CMS Cameron McKenna Nabarro Olswang has released a selection of financial highlights for the year following its three-way merger but disappointingly kept some key metrics under wrap.
The firm revealed today (14 June) that the 25 offices in its UK LLP turned over £518m in the year to April 2018, £29m up on the consolidated results of the three legacy firms Cameron McKenna, Nabarro and Olswang, which merged in May last year.
It said like-for-like profitability was up 19%, but did not disclose profit or profit per equity partner (PEP). Like-for-like comparisons are difficult, however, because Nabarro and Olswang did not release their financials in the year before the merger.
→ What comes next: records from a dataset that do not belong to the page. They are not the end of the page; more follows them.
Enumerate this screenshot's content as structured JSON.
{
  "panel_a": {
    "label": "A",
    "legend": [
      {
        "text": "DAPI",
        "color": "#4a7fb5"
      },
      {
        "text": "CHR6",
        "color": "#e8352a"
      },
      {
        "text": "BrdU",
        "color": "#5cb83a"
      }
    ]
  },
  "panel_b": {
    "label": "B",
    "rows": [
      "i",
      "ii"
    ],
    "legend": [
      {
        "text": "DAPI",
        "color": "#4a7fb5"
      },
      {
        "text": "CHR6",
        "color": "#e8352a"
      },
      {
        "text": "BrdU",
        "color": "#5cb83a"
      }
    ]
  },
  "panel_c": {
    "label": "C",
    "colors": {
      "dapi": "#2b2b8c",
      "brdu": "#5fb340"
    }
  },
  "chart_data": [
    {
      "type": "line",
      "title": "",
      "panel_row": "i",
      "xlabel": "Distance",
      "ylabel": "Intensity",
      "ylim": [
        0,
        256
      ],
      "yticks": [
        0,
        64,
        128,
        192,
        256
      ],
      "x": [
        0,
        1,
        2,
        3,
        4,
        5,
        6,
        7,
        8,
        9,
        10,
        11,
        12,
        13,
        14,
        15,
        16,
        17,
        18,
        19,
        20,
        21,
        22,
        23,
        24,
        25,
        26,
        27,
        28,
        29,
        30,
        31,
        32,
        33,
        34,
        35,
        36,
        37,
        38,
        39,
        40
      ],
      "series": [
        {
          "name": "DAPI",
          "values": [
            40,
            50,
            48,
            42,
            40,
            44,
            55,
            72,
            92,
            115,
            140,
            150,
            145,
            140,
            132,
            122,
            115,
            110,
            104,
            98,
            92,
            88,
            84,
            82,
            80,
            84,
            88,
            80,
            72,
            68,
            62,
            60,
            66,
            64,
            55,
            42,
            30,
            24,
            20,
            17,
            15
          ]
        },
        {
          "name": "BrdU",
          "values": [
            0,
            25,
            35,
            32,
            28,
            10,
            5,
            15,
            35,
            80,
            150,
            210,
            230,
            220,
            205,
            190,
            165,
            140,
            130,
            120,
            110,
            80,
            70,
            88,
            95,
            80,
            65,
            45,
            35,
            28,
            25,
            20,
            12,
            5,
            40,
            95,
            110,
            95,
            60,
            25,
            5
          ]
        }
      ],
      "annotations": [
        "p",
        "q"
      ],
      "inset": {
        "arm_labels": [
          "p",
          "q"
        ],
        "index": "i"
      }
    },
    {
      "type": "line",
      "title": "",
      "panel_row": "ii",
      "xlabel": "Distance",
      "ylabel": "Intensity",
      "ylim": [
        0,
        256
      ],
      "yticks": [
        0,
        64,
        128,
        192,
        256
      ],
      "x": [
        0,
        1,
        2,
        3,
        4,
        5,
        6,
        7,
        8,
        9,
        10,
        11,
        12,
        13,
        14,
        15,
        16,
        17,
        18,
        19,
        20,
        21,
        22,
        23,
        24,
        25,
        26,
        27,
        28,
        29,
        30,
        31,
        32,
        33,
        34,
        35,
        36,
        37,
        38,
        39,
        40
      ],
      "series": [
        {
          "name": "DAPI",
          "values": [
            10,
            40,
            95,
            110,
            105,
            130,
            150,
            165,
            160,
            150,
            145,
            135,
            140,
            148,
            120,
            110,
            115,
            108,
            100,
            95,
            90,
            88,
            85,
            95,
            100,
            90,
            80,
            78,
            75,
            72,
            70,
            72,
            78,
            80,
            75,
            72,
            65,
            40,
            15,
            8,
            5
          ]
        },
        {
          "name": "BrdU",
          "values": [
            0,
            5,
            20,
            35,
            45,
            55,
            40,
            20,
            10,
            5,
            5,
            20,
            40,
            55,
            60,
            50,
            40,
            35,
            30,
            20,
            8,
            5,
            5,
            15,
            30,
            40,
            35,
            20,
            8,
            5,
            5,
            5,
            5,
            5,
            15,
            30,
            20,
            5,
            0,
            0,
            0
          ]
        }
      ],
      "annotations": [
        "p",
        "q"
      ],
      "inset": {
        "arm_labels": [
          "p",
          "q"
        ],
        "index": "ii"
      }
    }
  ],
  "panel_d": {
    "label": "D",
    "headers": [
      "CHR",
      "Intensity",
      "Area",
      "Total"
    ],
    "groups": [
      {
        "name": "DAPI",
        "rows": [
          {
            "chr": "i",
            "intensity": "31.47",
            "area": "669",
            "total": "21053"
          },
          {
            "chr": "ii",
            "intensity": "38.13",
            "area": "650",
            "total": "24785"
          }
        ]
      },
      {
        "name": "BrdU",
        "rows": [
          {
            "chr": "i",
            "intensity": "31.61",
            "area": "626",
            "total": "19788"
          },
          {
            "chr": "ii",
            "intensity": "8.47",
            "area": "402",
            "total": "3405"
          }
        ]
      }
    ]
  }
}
‘Collectively we have achieved a tremendous result in our first year together as a combined firm,’ UK senior partner Penelope Warne said. ‘It has been a transformational year for our people, filled with new opportunities and challenges and I’m very proud of what we’ve achieved together.’
LLP books published in January provide some light. They revealed revenue at Olswang plummeted 14% to £99.96m in 2016/17, were marginally up 1% at Nabarro to £131.14m and up 4% to £273.2m at CMS Cameron McKenna. This year’s combined turnover is therefore up about 3% from last year’s £504m.
The LLP accounts also showed operating profits fell at all three legacy firms in the pre-merger year. They were down an eye-catching 76% to £8.36m at Olswang, while Nabarro saw a more modest decrease from £47.9m to £42.6m and Cameron McKenna fell from £74.1m to £71.5m. The combined operating profits were therefore about £122m in 2016/17.
This year’s highlights include advising HP on its $1.05bn acquisition of Samsung’s printer division and LandSec on the £1.28bn disposal of its joint venture interest holding in 20 Fenchurch Street to LKK Health Products Group. The firm also picked up a sole legal provider mandate for the Crown Estate’s £2.5bn regional retail portfolio.
The firm also released today global revenue for the broader CMS international group, which hit €1.3bn in the 2017 calendar year, up 31% from last year’s €999m. It means the alliance, which includes 74 offices in 42 countries combined together under a European Economic Interest Grouping, returned to growth after a flat 2016.